The 3.4 percent rate is actually a product of gradual rate lowering by a Democrat-controlled Congress over the past four years. In 2007, lawmakers introduced the College Cost Reduction and Access Act, which lowered the then-6.8 percent rate on the Stafford loan incrementally until 2012. The July increase would be a return to the original rate, though Democrats are trying to delay it. Rep. Joe Courtney (D) of Connecticut has introduced a bill that would stop the rate hike.

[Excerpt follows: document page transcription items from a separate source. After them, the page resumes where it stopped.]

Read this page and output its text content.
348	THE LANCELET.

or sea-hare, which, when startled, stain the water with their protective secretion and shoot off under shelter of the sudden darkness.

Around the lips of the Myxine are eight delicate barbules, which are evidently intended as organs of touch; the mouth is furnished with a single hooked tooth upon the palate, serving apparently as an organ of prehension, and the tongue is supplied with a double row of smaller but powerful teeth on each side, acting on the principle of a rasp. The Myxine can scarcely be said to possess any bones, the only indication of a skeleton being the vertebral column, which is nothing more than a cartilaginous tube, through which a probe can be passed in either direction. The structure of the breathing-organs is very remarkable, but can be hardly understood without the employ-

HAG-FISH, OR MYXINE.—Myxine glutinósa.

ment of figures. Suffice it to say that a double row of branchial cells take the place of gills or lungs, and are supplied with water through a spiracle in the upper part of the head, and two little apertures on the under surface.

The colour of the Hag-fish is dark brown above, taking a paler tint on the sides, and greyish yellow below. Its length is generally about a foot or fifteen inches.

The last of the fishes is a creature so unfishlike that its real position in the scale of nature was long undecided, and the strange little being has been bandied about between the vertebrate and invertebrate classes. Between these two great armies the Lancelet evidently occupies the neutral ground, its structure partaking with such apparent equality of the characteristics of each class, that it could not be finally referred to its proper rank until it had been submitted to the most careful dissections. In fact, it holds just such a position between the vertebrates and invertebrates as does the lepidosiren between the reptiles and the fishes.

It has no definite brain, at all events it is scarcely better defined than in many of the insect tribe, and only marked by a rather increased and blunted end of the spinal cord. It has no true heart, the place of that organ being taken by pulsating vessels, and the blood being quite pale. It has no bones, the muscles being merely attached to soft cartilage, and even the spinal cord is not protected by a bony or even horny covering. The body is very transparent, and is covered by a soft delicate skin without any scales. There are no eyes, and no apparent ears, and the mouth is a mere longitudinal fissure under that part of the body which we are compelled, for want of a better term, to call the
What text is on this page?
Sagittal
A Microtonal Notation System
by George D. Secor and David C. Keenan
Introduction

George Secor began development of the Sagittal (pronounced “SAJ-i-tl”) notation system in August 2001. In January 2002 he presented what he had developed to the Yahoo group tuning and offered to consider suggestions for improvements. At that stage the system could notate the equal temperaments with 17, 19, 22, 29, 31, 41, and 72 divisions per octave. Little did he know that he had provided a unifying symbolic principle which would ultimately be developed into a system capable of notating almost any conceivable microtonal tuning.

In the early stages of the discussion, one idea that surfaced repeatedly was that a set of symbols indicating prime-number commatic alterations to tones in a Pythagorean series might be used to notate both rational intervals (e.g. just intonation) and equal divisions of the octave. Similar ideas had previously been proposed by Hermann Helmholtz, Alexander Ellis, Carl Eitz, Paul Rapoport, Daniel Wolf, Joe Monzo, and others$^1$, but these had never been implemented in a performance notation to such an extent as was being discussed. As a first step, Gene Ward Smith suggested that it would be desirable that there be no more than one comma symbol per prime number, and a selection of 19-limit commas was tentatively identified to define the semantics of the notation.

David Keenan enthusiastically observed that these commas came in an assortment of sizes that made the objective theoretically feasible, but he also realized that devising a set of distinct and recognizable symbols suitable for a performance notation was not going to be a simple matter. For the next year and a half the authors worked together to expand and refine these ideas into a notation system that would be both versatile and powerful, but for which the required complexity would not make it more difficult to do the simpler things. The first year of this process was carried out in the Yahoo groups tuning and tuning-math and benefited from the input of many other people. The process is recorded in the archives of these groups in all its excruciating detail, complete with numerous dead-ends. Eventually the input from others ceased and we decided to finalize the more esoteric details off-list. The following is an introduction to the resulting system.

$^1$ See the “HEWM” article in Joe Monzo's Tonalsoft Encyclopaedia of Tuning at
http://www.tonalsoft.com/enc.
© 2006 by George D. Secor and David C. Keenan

"If Congress does nothing, borrowers taking out the maximum $23,000 in subsidized student loans will see their interest balloon by an estimated $5,000 over a 10-year repayment period and $11,000 over a 20-year repayment period," Mr. Courtney wrote in an op-ed for the Huffington Post last month. “Students who took out loans have a responsibility to pay them back. But the government shouldn’t balloon payments at a time when our economy is still struggling to climb back from the worst recession in generations.…Failing to pass this legislation will make it harder for smart, hard-working Americans to join and stay in the middle-class.”

President Obama, too, has proposed extending the 3.4 percent rate for another year, which he says would save 7.4 million students an average of $1,000 in interest payments.  But opponents of the low interest rate cite the taxpayer cost and the effect on a worrying Federal deficit. The office of Rep. John Kline (R) of Minnesota and the chairman of the House Education and the Workforce Committee, estimates that keeping the rate low would cost  taxpayers $6 billion per year.

We "now face the exact predicament we expected: We must either allow interest rates to rise on student loans, or stick taxpayers with another multibillion-dollar bill," Jennifer Allen, a spokesperson for Mr. Kline, told the Associated Press.

Congress has already passed a bill eliminating subsidized Stafford loans for graduate students. There is also an unsubsidized version of the Stafford loan available to students, and it already comes with a 6.8 percent interest rate.

Student loan debt hit $857 billion in 2011. According to the College Board, students are borrowing twice what they did a decade ago, leaving college $25,000 in debt, on average. According to Department of Education data released in September of last year, the percentage of students who default on those loans is increasing as well: 8.8 percent of student borrowers defaulted in 2009, up from 7 percent in 2008.